Israeli entrepreneur Zvi Schreiber partnered with Palestinian engineers to launch G.ho.st Virtual Computer, a web-based operating system that recreates the attributes of a personal computer's desktop from any computer with an internet connection.
"Our idea is simply to use the internet to give people a computing environment that is not just stored on a physical device, but is available on a web page or any mobile device and gives you everything you need: your desktop, your files, your programs," G.ho.st CEO Schreiber said at the launch, in the West Bank town of Beit Jalla, close to Jerusalem's southern edge.
The company started more than three years ago after Schreiber sold his second high tech startup. He had never worked with Palestinians and knew very little about the fledgling software industry in the West Bank.
"I wanted to combine my technological interests with my social interests. I always wanted to do something to help resolve the complete mess that we've all made of this part of the world," he said.
The company's name refers not only to the virtual computer's ability to float through the boundaries of a physical computer, but also to the G.ho.st team's cross-border collaboration.
The Palestinian staff of nearly 30 workers confers with its Israeli counterparts mostly by video conference or at meetings in a roadside coffee shop in the desert between Jericho and Jerusalem.
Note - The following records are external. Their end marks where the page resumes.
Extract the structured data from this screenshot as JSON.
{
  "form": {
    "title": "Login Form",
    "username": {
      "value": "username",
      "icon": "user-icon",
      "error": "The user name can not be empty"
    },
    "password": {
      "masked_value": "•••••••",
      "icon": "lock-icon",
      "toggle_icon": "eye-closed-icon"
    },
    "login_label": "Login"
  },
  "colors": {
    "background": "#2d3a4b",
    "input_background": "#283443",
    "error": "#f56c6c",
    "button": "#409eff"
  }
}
Many of the engineers living in the West Bank aren't able to get the permits needed to get into Israel, while Israelis are barred from most Palestinian areas in the West Bank due to security concerns. Schreiber has never been to the G.ho.st main office, in the West Bank town of Ramallah, though it's only 14.5 kilometres from his house.
The site for Tuesday's launch was chosen deliberately; a wind-swept hilltop crossed by a section of the nearly 800-kilometre barrier that stretches along the frontier between Israel and the West Bank.
"Ghosts go through walls and the very first wall that G.ho.st goes through is the ... wall and fence that Israel is building in the West Bank between itself and the Palestinians and which physically divides the G.ho.st team into two," the firm's website says.
Israel began building the fences and walls that make up the barrier early this decade in the midst of a wave of Palestinian suicide bombings targeting Israeli cities. It maintains the structure is a crucial security measure.
But the Palestinians say the barrier severs them from their land, disrupts their lives and cripples their economy. The barrier frequently juts into the West Bank, placing nearly 10 per cent of the area on the Israeli side.
International Mideast peace envoy Tony Blair, who attended the launch, commended G.ho.st's initiative and call for more such partnerships across the Israeli-Palestinian divide.
"One thing we know is of course we need a political solution, but we also know it's not just about politics. It's about business," Blair said.
G.ho.st does not charge to use the virtual computer, which can be translated into more than 20 languages and has been tried out by more than 200,000 users in its test phase.
The virtual desktop comes with 15 gigabytes of free file storage, file sharing capability, instant messaging and an open directory of free web-based applications. Schreiber said G.ho.st plans to charge for more storage or subscriptions, but he would not list prices.
G.ho.st makes money from the service providers, like Google and Amazon, which can be accessed from the virtual desktop.